After that started in the 60s, where politicians figured out that there is a moocher class out there that will vote for you if you steal the wealth of the producers with the power of the government it has been like an avalanche.
And growing. They are the majority now.

Which is why I differentiate between 'liberalism' in its purest sense and Modern American liberalism which is a very different animal and is truly 'liberal' about almost nothing. The Founders were all what is now referred to as 'classical liberalism' which is essentially the same thing as Modern American conservatism.
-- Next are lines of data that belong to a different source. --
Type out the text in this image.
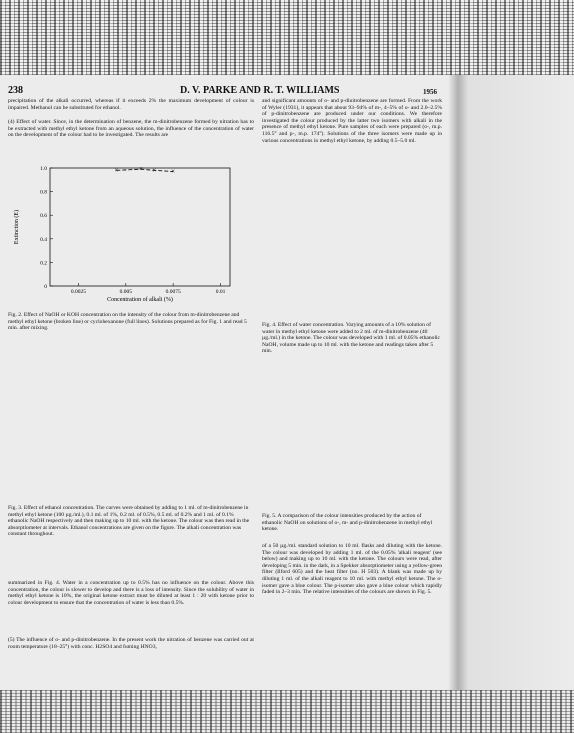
238	D. V. PARKE AND R. T. WILLIAMS	1956
precipitation of the alkali occurred, whereas if it exceeds 2% the maximum development of colour is impaired. Methanol can be substituted for ethanol.
(4) Effect of water. Since, in the determination of benzene, the m-dinitrobenzene formed by nitration has to be extracted with methyl ethyl ketone from an aqueous solution, the influence of the concentration of water on the development of the colour had to be investigated. The results are
0
0.2
0.4
0.6
0.8
1.0
0.0025	0.005	0.0075	0.01
Concentration of alkali (%)
Extinction (E)
×	× × ×
Fig. 2. Effect of NaOH or KOH concentration on the intensity of the colour from m-dinitrobenzene and methyl ethyl ketone (broken line) or cyclohexanone (full lines). Solutions prepared as for Fig. 1 and read 5 min. after mixing.
Fig. 3. Effect of ethanol concentration. The curves were obtained by adding to 1 ml. of m-dinitrobenzene in methyl ethyl ketone (100 µg./ml.), 0.1 ml. of 1%, 0.2 ml. of 0.5%, 0.5 ml. of 0.2% and 1 ml. of 0.1% ethanolic NaOH respectively and then making up to 10 ml. with the ketone. The colour was then read in the absorptiometer at intervals. Ethanol concentrations are given on the figure. The alkali concentration was constant throughout.
summarized in Fig. 4. Water in a concentration up to 0.5% has no influence on the colour. Above this concentration, the colour is slower to develop and there is a loss of intensity. Since the solubility of water in methyl ethyl ketone is 10%, the original ketone extract must be diluted at least 1 : 20 with ketone prior to colour development to ensure that the concentration of water is less than 0.5%.
(5) The influence of o- and p-dinitrobenzene. In the present work the nitration of benzene was carried out at room temperature (18–25°) with conc. H2SO4 and fuming HNO3,
and significant amounts of o- and p-dinitrobenzene are formed. From the work of Wyler (1931), it appears that about 93–94% of m-, 4–5% of o- and 2.0–2.5% of p-dinitrobenzene are produced under our conditions. We therefore investigated the colour produced by the latter two isomers with alkali in the presence of methyl ethyl ketone. Pure samples of each were prepared (o-, m.p. 116.5° and p-, m.p. 174°). Solutions of the three isomers were made up in various concentrations in methyl ethyl ketone, by adding 0.5–5.0 ml.
Fig. 4. Effect of water concentration. Varying amounts of a 10% solution of water in methyl ethyl ketone were added to 2 ml. of m-dinitrobenzene (40 µg./ml.) in the ketone. The colour was developed with 1 ml. of 0.05% ethanolic NaOH, volume made up to 10 ml. with the ketone and readings taken after 5 min.
Fig. 5. A comparison of the colour intensities produced by the action of ethanolic NaOH on solutions of o-, m- and p-dinitrobenzene in methyl ethyl ketone.
of a 50 µg./ml. standard solution to 10 ml. flasks and diluting with the ketone. The colour was developed by adding 1 ml. of the 0.05% 'alkali reagent' (see below) and making up to 10 ml. with the ketone. The colours were read, after developing 5 min. in the dark, in a Spekker absorptiometer using a yellow-green filter (Ilford 605) and the heat filter (no. H 503). A blank was made up by diluting 1 ml. of the alkali reagent to 10 ml. with methyl ethyl ketone. The o-isomer gave a blue colour. The p-isomer also gave a blue colour which rapidly faded in 2–3 min. The relative intensities of the colours are shown in Fig. 5.
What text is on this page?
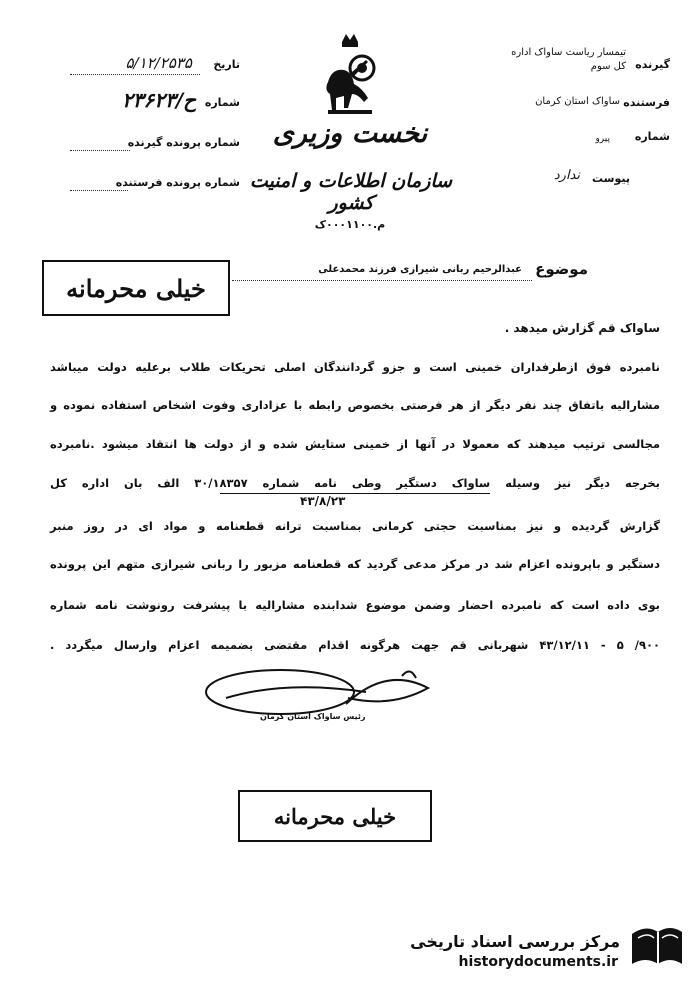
نخست وزیری
سازمان اطلاعات و امنیت کشور
م.۰۰۰۱۱۰۰ک
تاریخ
۵/۱۲/۲۵۳۵
شماره
۲۳۶۲۳/ح
شماره پرونده گیرنده
شماره پرونده فرستنده
گیرنده
تیمسار ریاست ساواک اداره کل سوم
فرستنده
ساواک استان کرمان
شماره
پیرو
پیوست
ندارد
موضوع
عبدالرحیم ربانی شیرازی فرزند محمدعلی
خیلی محرمانه
ساواک قم گزارش میدهد .
نامبرده فوق ازطرفداران خمینی است و جزو گردانندگان اصلی تحریکات طلاب برعلیه دولت میباشد
مشارالیه باتفاق چند نفر دیگر از هر فرصتی بخصوص رابطه با عزاداری وفوت اشخاص استفاده نموده و
مجالسی ترتیب میدهند که معمولا در آنها از خمینی ستایش شده و از دولت ها انتقاد میشود .نامبرده
بخرجه دیگر نیز وسیله ساواک دستگیر وطی نامه شماره ۳۰/۱۸۳۵۷ الف بان اداره کل
۴۳/۸/۲۳
گزارش گردیده و نیز بمناسبت حجتی کرمانی بمناسبت ترانه قطعنامه و مواد ای در روز منبر
دستگیر و باپرونده اعزام شد در مرکز مدعی گردید که قطعنامه مزبور را ربانی شیرازی متهم این پرونده
بوی داده است که نامبرده احضار وضمن موضوع شدابنده مشارالیه با پیشرفت رونوشت نامه شماره
۹۰۰/ ۵ - ۴۳/۱۲/۱۱ شهربانی قم جهت هرگونه اقدام مقتضی بضمیمه اعزام وارسال میگردد .
رئیس ساواک استان کرمان
خیلی محرمانه
مرکز بررسی اسناد تاریخی
historydocuments.ir
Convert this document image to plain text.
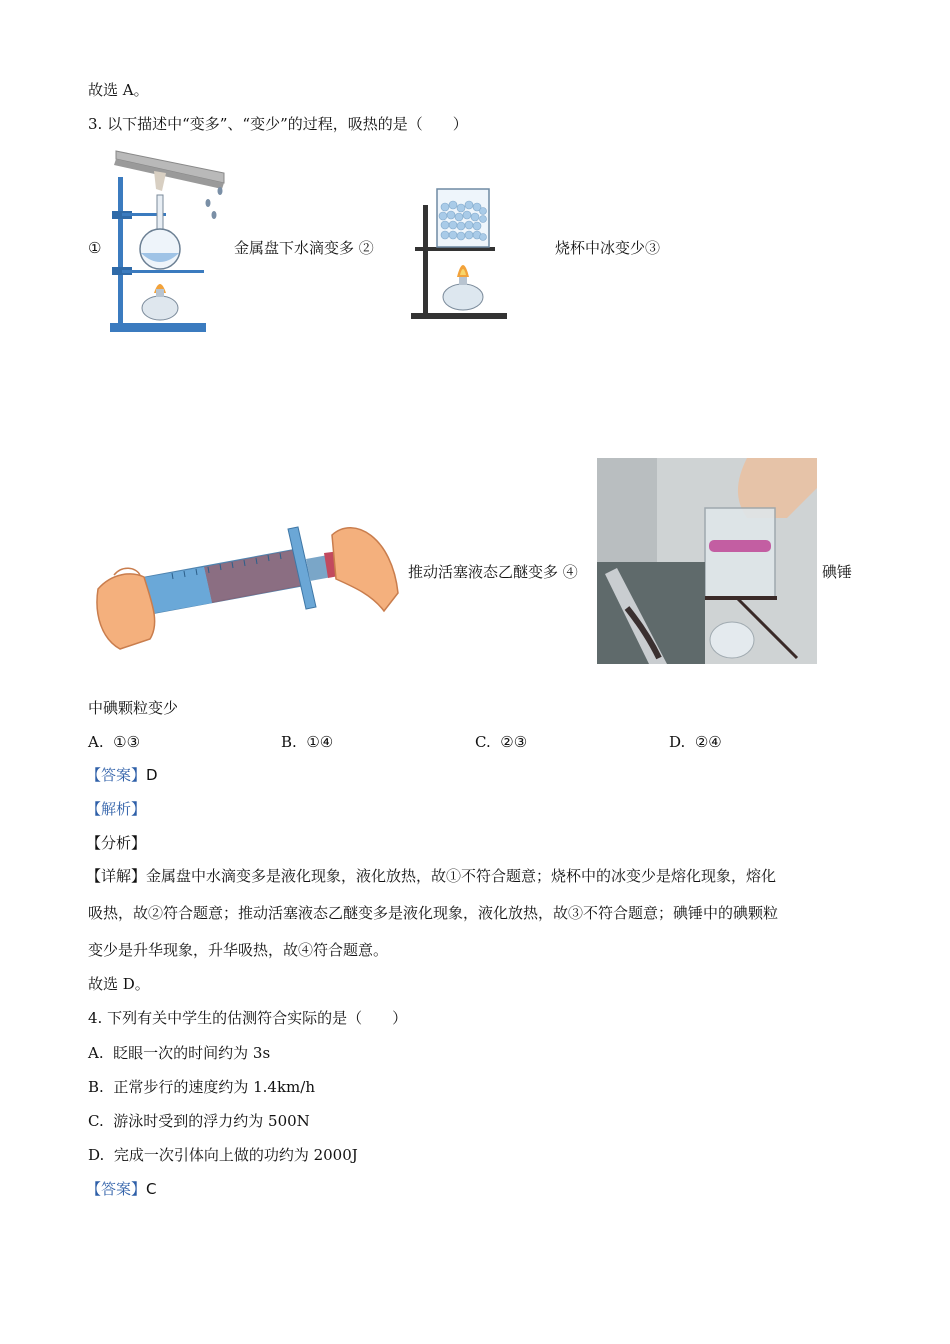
故选 A。
3. 以下描述中“变多”、“变少”的过程，吸热的是（　　）
①	金属盘下水滴变多 ②	烧杯中冰变少③
推动活塞液态乙醚变多 ④	碘锤
中碘颗粒变少
A. ①③	B. ①④	C. ②③	D. ②④
【答案】D
【解析】
【分析】
【详解】金属盘中水滴变多是液化现象，液化放热，故①不符合题意；烧杯中的冰变少是熔化现象，熔化
吸热，故②符合题意；推动活塞液态乙醚变多是液化现象，液化放热，故③不符合题意；碘锤中的碘颗粒
变少是升华现象，升华吸热，故④符合题意。
故选 D。
4. 下列有关中学生的估测符合实际的是（　　）
A. 眨眼一次的时间约为 3s
B. 正常步行的速度约为 1.4km/h
C. 游泳时受到的浮力约为 500N
D. 完成一次引体向上做的功约为 2000J
【答案】C
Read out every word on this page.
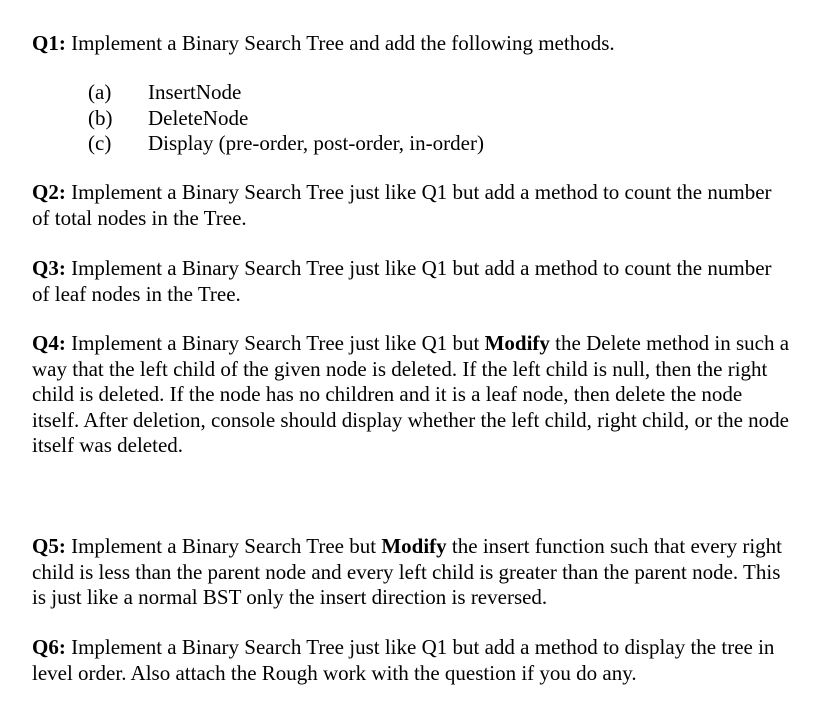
Q1: Implement a Binary Search Tree and add the following methods.

(a)	InsertNode
(b)	DeleteNode
(c)	Display (pre-order, post-order, in-order)

Q2: Implement a Binary Search Tree just like Q1 but add a method to count the number of total nodes in the Tree.

Q3: Implement a Binary Search Tree just like Q1 but add a method to count the number of leaf nodes in the Tree.

Q4: Implement a Binary Search Tree just like Q1 but Modify the Delete method in such a way that the left child of the given node is deleted. If the left child is null, then the right child is deleted. If the node has no children and it is a leaf node, then delete the node itself. After deletion, console should display whether the left child, right child, or the node itself was deleted.

Q5: Implement a Binary Search Tree but Modify the insert function such that every right child is less than the parent node and every left child is greater than the parent node. This is just like a normal BST only the insert direction is reversed.

Q6: Implement a Binary Search Tree just like Q1 but add a method to display the tree in level order. Also attach the Rough work with the question if you do any.
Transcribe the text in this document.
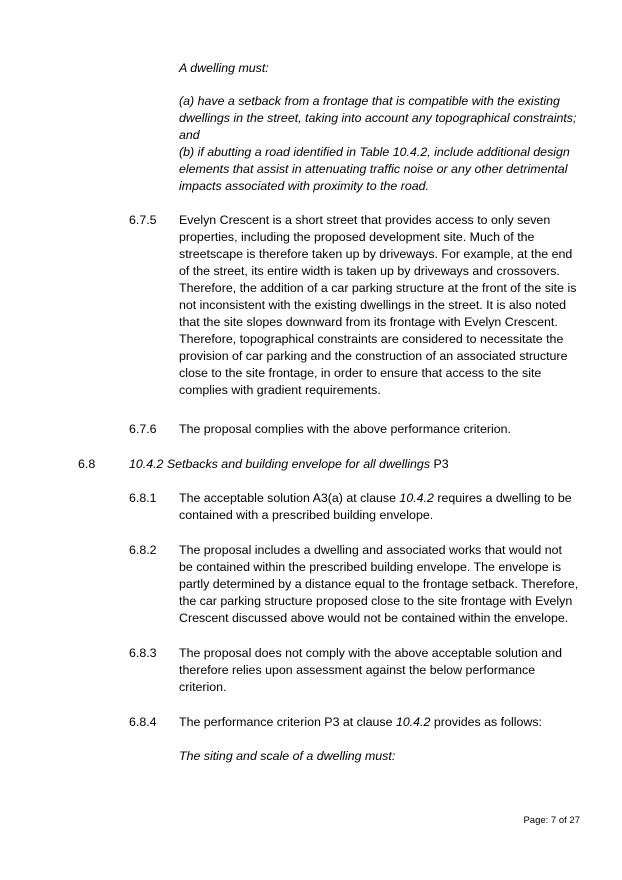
A dwelling must:

(a) have a setback from a frontage that is compatible with the existing dwellings in the street, taking into account any topographical constraints; and

(b) if abutting a road identified in Table 10.4.2, include additional design elements that assist in attenuating traffic noise or any other detrimental impacts associated with proximity to the road.

6.7.5 Evelyn Crescent is a short street that provides access to only seven properties, including the proposed development site. Much of the streetscape is therefore taken up by driveways. For example, at the end of the street, its entire width is taken up by driveways and crossovers. Therefore, the addition of a car parking structure at the front of the site is not inconsistent with the existing dwellings in the street. It is also noted that the site slopes downward from its frontage with Evelyn Crescent. Therefore, topographical constraints are considered to necessitate the provision of car parking and the construction of an associated structure close to the site frontage, in order to ensure that access to the site complies with gradient requirements.

6.7.6 The proposal complies with the above performance criterion.

6.8	10.4.2 Setbacks and building envelope for all dwellings P3

6.8.1 The acceptable solution A3(a) at clause 10.4.2 requires a dwelling to be contained with a prescribed building envelope.

6.8.2 The proposal includes a dwelling and associated works that would not be contained within the prescribed building envelope. The envelope is partly determined by a distance equal to the frontage setback. Therefore, the car parking structure proposed close to the site frontage with Evelyn Crescent discussed above would not be contained within the envelope.

6.8.3 The proposal does not comply with the above acceptable solution and therefore relies upon assessment against the below performance criterion.

6.8.4 The performance criterion P3 at clause 10.4.2 provides as follows:

The siting and scale of a dwelling must:

Page: 7 of 27
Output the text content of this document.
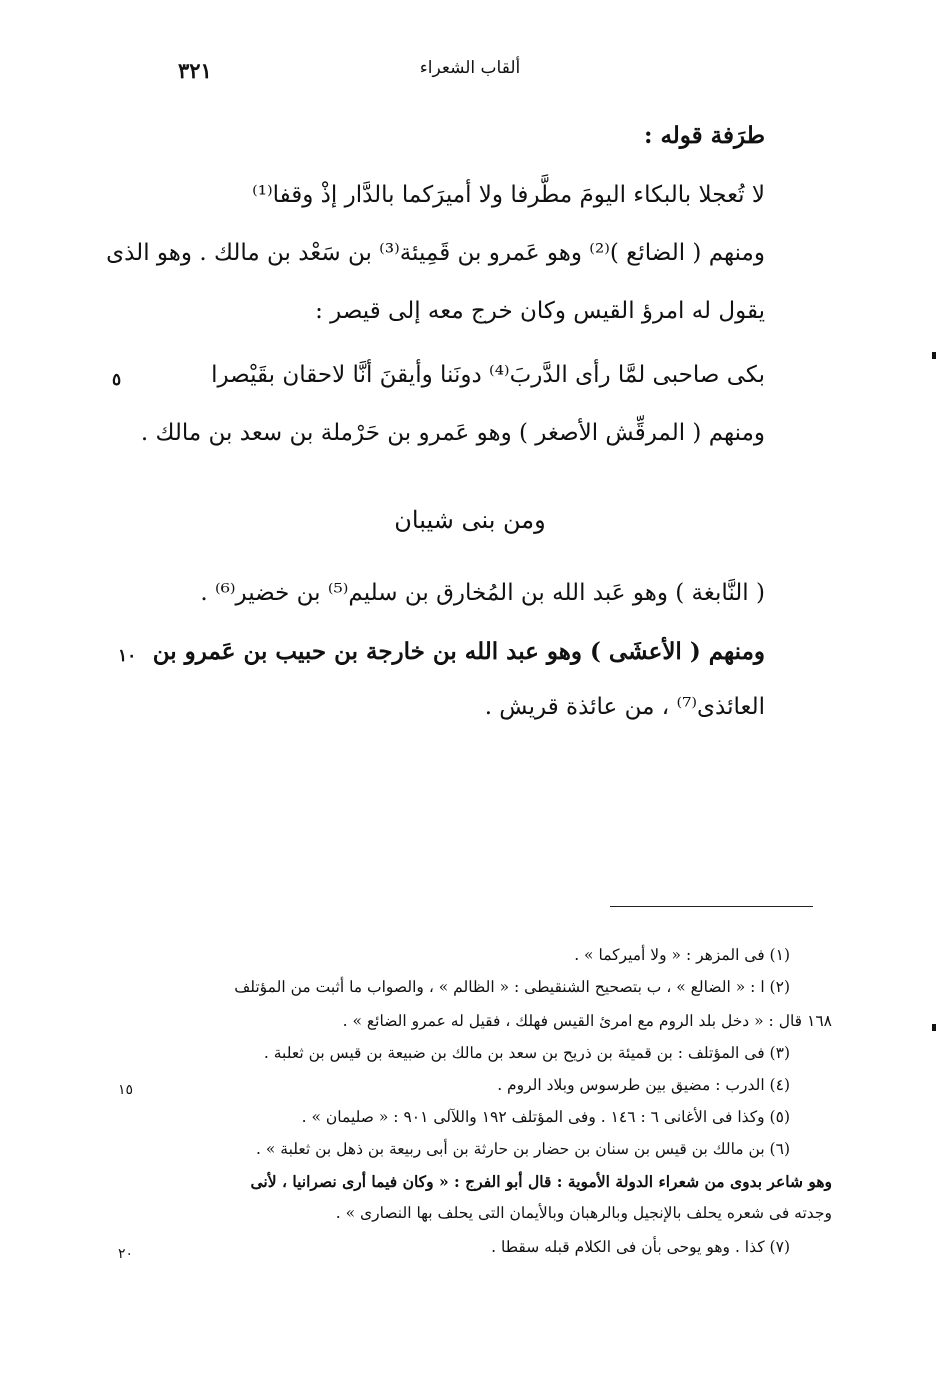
ألقاب الشعراء
٣٢١
طرَفة قوله :
لا تُعجلا بالبكاء اليومَ مطَّرفا ولا أميرَكما بالدَّار إذْ وقفا⁽¹⁾
ومنهم ( الضائع )⁽²⁾ وهو عَمرو بن قَمِيئة⁽³⁾ بن سَعْد بن مالك . وهو الذى
يقول له امرؤ القيس وكان خرج معه إلى قيصر :
بكى صاحبى لمَّا رأى الدَّربَ⁽⁴⁾ دونَنا وأيقنَ أنَّا لاحقان بقَيْصرا
٥
ومنهم ( المرقِّش الأصغر ) وهو عَمرو بن حَرْملة بن سعد بن مالك .
ومن بنى شيبان
( النَّابغة ) وهو عَبد الله بن المُخارق بن سليم⁽⁵⁾ بن خضير⁽⁶⁾ .
ومنهم ( الأعشَى ) وهو عبد الله بن خارجة بن حبيب بن عَمرو بن
١٠
العائذى⁽⁷⁾ ، من عائذة قريش .
(١) فى المزهر : « ولا أميركما » .
(٢) ا : « الضالع » ، ب بتصحيح الشنقيطى : « الظالم » ، والصواب ما أثبت من المؤتلف
١٦٨ قال : « دخل بلد الروم مع امرئ القيس فهلك ، فقيل له عمرو الضائع » .
(٣) فى المؤتلف : بن قميئة بن ذريح بن سعد بن مالك بن ضبيعة بن قيس بن ثعلبة .
(٤) الدرب : مضيق بين طرسوس وبلاد الروم .
١٥
(٥) وكذا فى الأغانى ٦ : ١٤٦ . وفى المؤتلف ١٩٢ واللآلى ٩٠١ : « صليمان » .
(٦) بن مالك بن قيس بن سنان بن حضار بن حارثة بن أبى ربيعة بن ذهل بن ثعلبة » .
وهو شاعر بدوى من شعراء الدولة الأموية : قال أبو الفرج : « وكان فيما أرى نصرانيا ، لأنى
وجدته فى شعره يحلف بالإنجيل وبالرهبان وبالأيمان التى يحلف بها النصارى » .
(٧) كذا . وهو يوحى بأن فى الكلام قبله سقطا .
٢٠
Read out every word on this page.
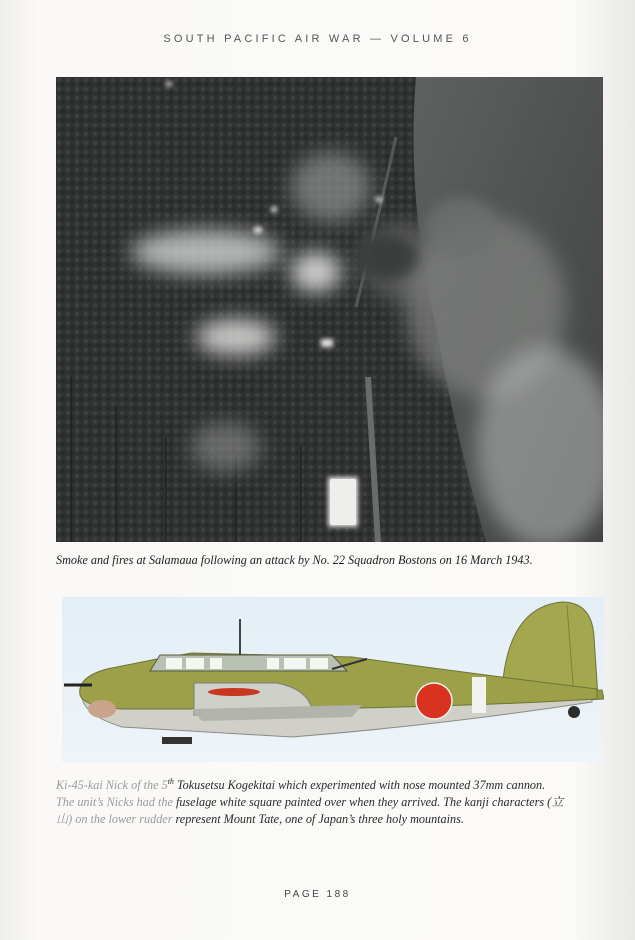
SOUTH PACIFIC AIR WAR — VOLUME 6
Smoke and fires at Salamaua following an attack by No. 22 Squadron Bostons on 16 March 1943.
Ki-45-kai Nick of the 5th Tokusetsu Kogekitai which experimented with nose mounted 37mm cannon.
The unit’s Nicks had the fuselage white square painted over when they arrived. The kanji characters (立
山) on the lower rudder represent Mount Tate, one of Japan’s three holy mountains.
PAGE 188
Classical liberalism wanted no part of religous influences in government as that was the way all of the European monarchies oppressed the working class for centuries.
The monarchies claimed that God gave them divine right and their religous, social and "moral" proclamations were what God wanted and what God intended for society to go by.
The Founders ran like hell from that as evidenced by the Constituion, especially the no religous test for public office clause which was almost written in bold letters in the Constitution.
The majority of the colonies here opposed the revolution on those grounds. They believed God influenced the crown and that the monarchy had divine rights. They were conditioned to practice and believe that God and religion should have the power and not the people.
Thank God the Founders and the minority that supported them. They would have run the likes of Santorum and the Moral Police out of the country.
If they were lucky. Give me liberty or give me death in those days applied as much to freedom from religous influences in government than anything else.
 
wealth is never "concentrated".
Wealth is earned.
And each and every time government interferes with earned wealth it is theft.
And as long as there is someone waiting in line to receive the proceeds of that theft, with the support of government pointing a gun, those that receive the proceeds of that theft will always support it.


bravo!
 
Thank God the Founders and the minority that supported them. They would have run the likes of Santorum and the Moral Police out of the country.
If they were lucky. Give me liberty or give me death in those days applied as much to freedom from religious influences in government than anything else.

wow are you mistaken!! Yes, our founders did not want the religious wars of Europe to visit out shores but they were very very happy with moral behavior of individuals as promoted primarily by the church. They did not believe moral behavior
grew out of the dirt like a tree.

Now that the church is dead and without influence I'm sure our Founders would support Constitutional provisions to encourage moral behavior to fill the vacuum. Do you want the Girl Scouts to perform this function?
 
The Founders were all what is now referred to as 'classical liberalism' which is essentially the same thing as Modern American conservatism.

Of course this is true but when you cut modern liberals off from a connection to our history you are in effect asking them to acknowledge that their history is communist, not American. The can't handle the truth as someone once said.
 
politicians figured out that there is a moocher class out there that will vote for you if you steal the wealth of the producers with the power of the government it has been like an avalanche.
And growing. They are the majority now.

"When the people find that they can vote themselves money, that will herald the end of the republic."